Since you can’t keep a good vampire down, when Count Yorga, Vampire was a hit at the box office, the Count was resurrected the next year for The Return of Count Yorga. When the Santa Ana winds begin to blow on Halloween, Count Yorga and his undead brides rise from their graves to terrorize the staff and residents of a nearby orphanage, including future TV star Mariette Hartley and a small role for future Coach and Poltergeist star Craig T. Nelson. The setting, away from suburban Los Angeles, offers a more traditionally gothic style setting. Despite being a vampire film, it is nearly impossible to not see parallels between Yorga and his cadre of female followers and the “family” of Charles Manson and his followers whose murder spree in 1969 still haunted the nation. Return of Count Yorga continues the GP horrors started with the original film, and the lack of sex and blood feels even more incongruous with other films of the time.

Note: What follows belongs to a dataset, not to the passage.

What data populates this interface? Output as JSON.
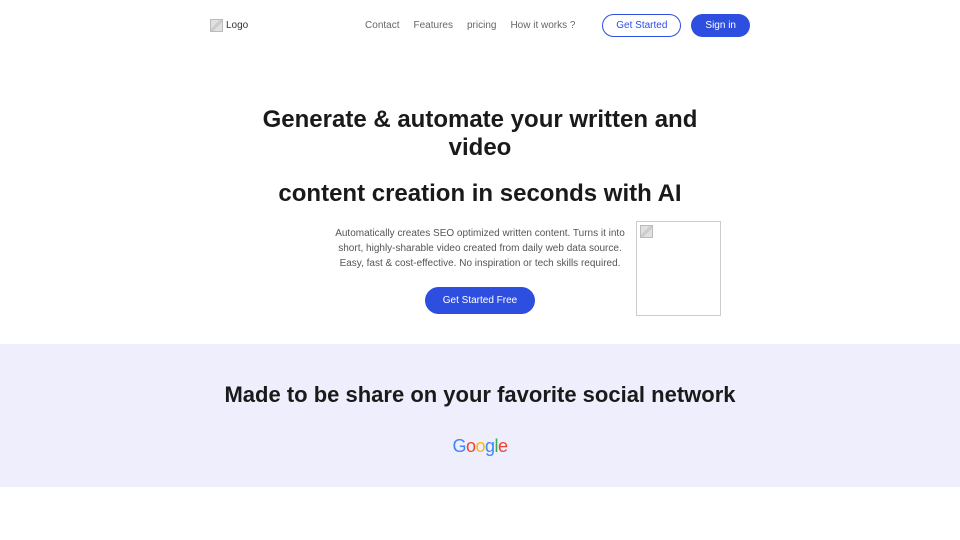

American International Pictures was in a bit of an identity crisis in 1970. Roger Corman had departed to create New World Pictures. and the studio’s only bankable star, Vincent Price, was getting more expensive and was in danger of costing more than he was worth at the box office. James Nicholson and Sam Arkoff eyed character actor Robert Quarry as a replacement for Vincent Price, or at the very least a possible bargaining chip to keep Vincent’s, uh, price down. Although he is quite serviceable in the Yorga films, Quarry never had anything approaching the star wattage of Vincent Price or any of the horror icons of the era. In Corman’s absence, AIP made the very un-Corman decision to excise much of the sex, nudity, and gore from Yorga in order to secure a GP rating (at the time the ratings were G, GP, R, and X). Corman at New World went all in on blood, beasts, and breasts, but AIP decided to cast the biggest net. Since Yorga was successful and able to make the leap to television with little editing, it is difficult to argue with the economics of the decision, but it does make the films seem from a different era and oddly chaste just as everyone else was going for sexier and gorier fare. Even the button-down Hammer Studios was letting the breasts go free along with the crimson gore. Regardless, the films were successful both at drive-ins and on late night creature feature shows into the 1980s, when both films were part of Elvira’s Movie Macabre.

Both Count Yorga films have been lovingly restored on this luscious 2-disc set that includes audio commentaries from Tim Lucas, Stephen R. Bissette and David Del Valle & C. Courtney Joyner plus interviews with Kim Newman, Heather Drain, David Huckvale and Maitland McDonagh. The set also includes poster and lobby card reproductions and a book with essays from Kat Ellinger, Stephen Laws, Frank Collins, and Tim Sullivan.